Kai and Ella were students at Schofield Elementary School, and their deaths quickly became a school community tragedy as well as a criminal case. Superintendent David Lussier told families that grief support would be available for students and staff after the loss. Former caregivers and neighbors described the children as happy, active and affectionate. A former babysitter remembered Ella as outgoing and Kai as sweet and shy, with interests that included outdoor play, scooters, books, planes and trucks. Those descriptions offered a fuller picture of the children beyond the court file, where they appear most often by age and name. The school response also showed how far the deaths reached beyond the home, touching classmates, parents, teachers and families who knew the children through everyday routines.

The community’s grief continued after the first police updates. Funeral arrangements were set for May 16 at St. Andrew’s Episcopal Church in Wellesley, where mourners gathered to remember the siblings. Local accounts described a service focused on the children’s lives and the sudden hole left in their family, school and neighborhood. Their deaths also prompted a careful public response from officials, who released only limited facts while the case was active. The Norfolk District Attorney’s Office directed further information through official channels, and police have not released a complete timeline of the children’s final day. In the days after the deaths, neighbors described a quiet street changed by police vehicles, news crews and flowers, while many families tried to protect children from the hardest details.

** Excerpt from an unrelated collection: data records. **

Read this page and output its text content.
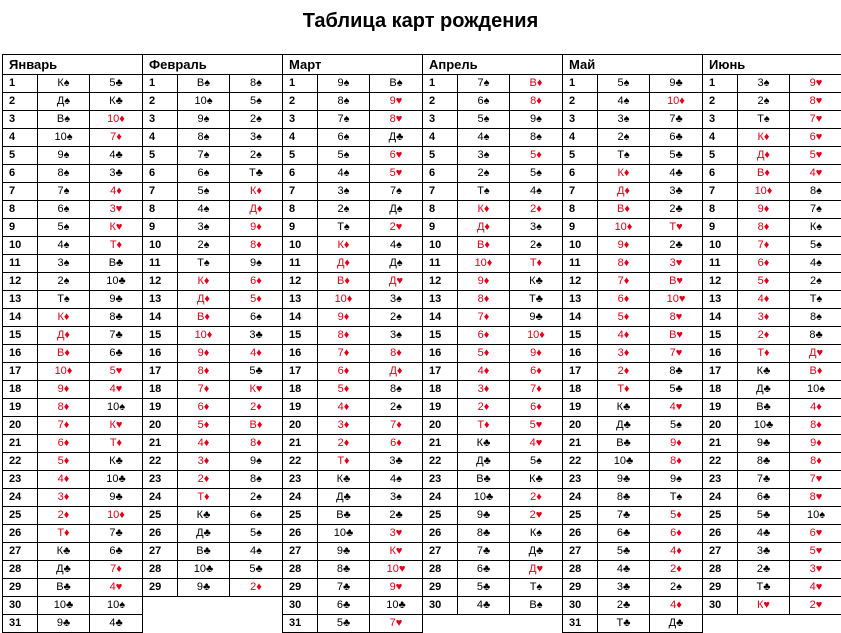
Таблица карт рождения
Январь
1	К♠	5♣
2	Д♠	К♣
3	В♠	10♦
4	10♠	7♦
5	9♠	4♣
6	8♠	3♣
7	7♠	4♦
8	6♠	3♥
9	5♠	К♥
10	4♠	Т♦
11	3♠	В♣
12	2♠	10♣
13	Т♠	9♣
14	К♦	8♣
15	Д♦	7♣
16	В♦	6♣
17	10♦	5♥
18	9♦	4♥
19	8♦	10♠
20	7♦	К♥
21	6♦	Т♦
22	5♦	К♣
23	4♦	10♣
24	3♦	9♣
25	2♦	10♦
26	Т♦	7♣
27	К♣	6♣
28	Д♣	7♦
29	В♣	4♥
30	10♣	10♠
31	9♣	4♣
Февраль
1	В♠	8♠
2	10♠	5♠
3	9♠	2♠
4	8♠	3♠
5	7♠	2♠
6	6♠	Т♣
7	5♠	К♦
8	4♠	Д♦
9	3♠	9♦
10	2♠	8♦
11	Т♠	9♠
12	К♦	6♦
13	Д♦	5♦
14	В♦	6♠
15	10♦	3♣
16	9♦	4♦
17	8♦	5♣
18	7♦	К♥
19	6♦	2♦
20	5♦	В♦
21	4♦	8♦
22	3♦	9♠
23	2♦	8♠
24	Т♦	2♠
25	К♣	6♠
26	Д♣	5♠
27	В♣	4♠
28	10♣	5♣
29	9♣	2♦
Март
1	9♠	В♠
2	8♠	9♥
3	7♠	8♥
4	6♠	Д♣
5	5♠	6♥
6	4♠	5♥
7	3♠	7♠
8	2♠	Д♠
9	Т♠	2♥
10	К♦	4♠
11	Д♦	Д♠
12	В♦	Д♥
13	10♦	3♠
14	9♦	2♠
15	8♦	3♠
16	7♦	8♦
17	6♦	Д♦
18	5♦	8♠
19	4♦	2♠
20	3♦	7♦
21	2♦	6♦
22	Т♦	3♣
23	К♣	4♠
24	Д♣	3♠
25	В♣	2♣
26	10♣	3♥
27	9♣	К♥
28	8♣	10♥
29	7♣	9♥
30	6♣	10♣
31	5♣	7♥
Апрель
1	7♠	В♦
2	6♠	8♦
3	5♠	9♠
4	4♠	8♠
5	3♠	5♦
6	2♠	5♠
7	Т♠	4♠
8	К♦	2♦
9	Д♦	3♠
10	В♦	2♠
11	10♦	Т♦
12	9♦	К♣
13	8♦	Т♣
14	7♦	9♣
15	6♦	10♦
16	5♦	9♦
17	4♦	6♦
18	3♦	7♦
19	2♦	6♦
20	Т♦	5♥
21	К♣	4♥
22	Д♣	5♠
23	В♣	К♣
24	10♣	2♦
25	9♣	2♥
26	8♣	К♠
27	7♣	Д♣
28	6♣	Д♥
29	5♣	Т♠
30	4♣	В♠
Май
1	5♠	9♣
2	4♠	10♦
3	3♠	7♣
4	2♠	6♣
5	Т♠	5♣
6	К♦	4♣
7	Д♦	3♣
8	В♦	2♣
9	10♦	Т♥
10	9♦	2♣
11	8♦	3♥
12	7♦	В♥
13	6♦	10♥
14	5♦	8♥
15	4♦	В♥
16	3♦	7♥
17	2♦	8♣
18	Т♦	5♣
19	К♣	4♥
20	Д♣	5♠
21	В♣	9♦
22	10♣	8♦
23	9♣	9♠
24	8♣	Т♠
25	7♣	5♦
26	6♣	6♦
27	5♣	4♦
28	4♣	2♦
29	3♣	2♠
30	2♣	4♦
31	Т♣	Д♣
Июнь
1	3♠	9♥
2	2♠	8♥
3	Т♠	7♥
4	К♦	6♥
5	Д♦	5♥
6	В♦	4♥
7	10♦	8♠
8	9♦	7♠
9	8♦	К♠
10	7♦	5♠
11	6♦	4♠
12	5♦	2♠
13	4♦	Т♠
14	3♦	8♠
15	2♦	8♣
16	Т♦	Д♥
17	К♣	В♦
18	Д♣	10♠
19	В♣	4♦
20	10♣	8♦
21	9♣	9♦
22	8♣	8♦
23	7♣	7♥
24	6♣	8♥
25	5♣	10♠
26	4♣	6♥
27	3♣	5♥
28	2♣	3♥
29	Т♣	4♥
30	К♥	2♥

Several core questions remain unanswered in public. Authorities have not released full autopsy reports, the exact time they believe the children died, the complete list of evidence removed from the home or the defense theory. They have not said whether digital messages, custody filings or medical evaluations will be introduced later. MacAusland is presumed innocent unless convicted. The next phase is expected to involve evidence exchange, scheduling and possible motions over statements made in Vermont. For Samuel MacAusland and the Wellesley community, the court calendar now runs beside mourning for two children who had been part of daily school life. The case could also require coordination between witnesses in Vermont and Massachusetts as prosecutors build the record for future hearings.

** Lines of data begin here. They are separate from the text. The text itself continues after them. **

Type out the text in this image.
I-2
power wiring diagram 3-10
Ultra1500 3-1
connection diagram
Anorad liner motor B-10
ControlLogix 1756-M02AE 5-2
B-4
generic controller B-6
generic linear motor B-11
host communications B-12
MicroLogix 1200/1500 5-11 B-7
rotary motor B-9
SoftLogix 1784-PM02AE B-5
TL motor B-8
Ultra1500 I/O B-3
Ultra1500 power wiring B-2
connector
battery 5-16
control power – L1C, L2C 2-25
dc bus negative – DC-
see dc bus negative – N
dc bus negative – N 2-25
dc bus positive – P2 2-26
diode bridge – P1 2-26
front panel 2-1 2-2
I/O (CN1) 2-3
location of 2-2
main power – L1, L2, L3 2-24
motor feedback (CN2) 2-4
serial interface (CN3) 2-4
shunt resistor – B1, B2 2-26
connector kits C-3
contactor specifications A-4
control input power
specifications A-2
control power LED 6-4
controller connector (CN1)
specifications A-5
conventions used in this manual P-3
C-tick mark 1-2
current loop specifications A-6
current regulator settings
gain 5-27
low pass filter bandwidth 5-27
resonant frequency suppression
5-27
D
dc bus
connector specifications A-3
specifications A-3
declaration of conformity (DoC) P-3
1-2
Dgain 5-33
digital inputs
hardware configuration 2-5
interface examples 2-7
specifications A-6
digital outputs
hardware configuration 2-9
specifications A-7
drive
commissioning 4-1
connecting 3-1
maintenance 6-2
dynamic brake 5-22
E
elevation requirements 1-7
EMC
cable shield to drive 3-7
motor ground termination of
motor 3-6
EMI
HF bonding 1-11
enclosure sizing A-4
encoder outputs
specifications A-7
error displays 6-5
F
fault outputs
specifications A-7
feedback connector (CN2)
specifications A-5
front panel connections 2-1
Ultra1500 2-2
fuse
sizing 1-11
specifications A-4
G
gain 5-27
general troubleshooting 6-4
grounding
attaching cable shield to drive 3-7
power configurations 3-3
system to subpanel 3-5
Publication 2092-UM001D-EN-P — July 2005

Investigators also face the task of separating what was known before April 24 from what became clear only afterward. Divorce files can show conflict, but they do not show every private conversation inside a home. School records can show attendance and routine, but they do not explain a parent’s intent. Police statements can describe what officers found, but they often leave out medical and forensic details until later hearings. That gap between public knowledge and courtroom proof is one reason officials have released information slowly. It also means the case may change in shape as records are filed and witnesses are called.

The case has also raised difficult questions for people who followed the family court dispute from afar. Public reports have focused on the timing of custody activity and the deaths, but court systems often move through steps that are not simple from the outside. A neutral custody reviewer can gather information, interview parents and make recommendations, but judges make decisions based on filings and hearings. Prosecutors have not accused any court official of wrongdoing. The criminal record now centers on MacAusland’s alleged acts, while the broader history may be used to explain what pressures surrounded the family.

The next scheduled hearing is July 13 in Massachusetts, where prosecutors and defense lawyers are expected to continue shaping the pretrial record. MacAusland remains jailed without bail, and no other suspect has been named.

Author note: Last updated May 19, 2026.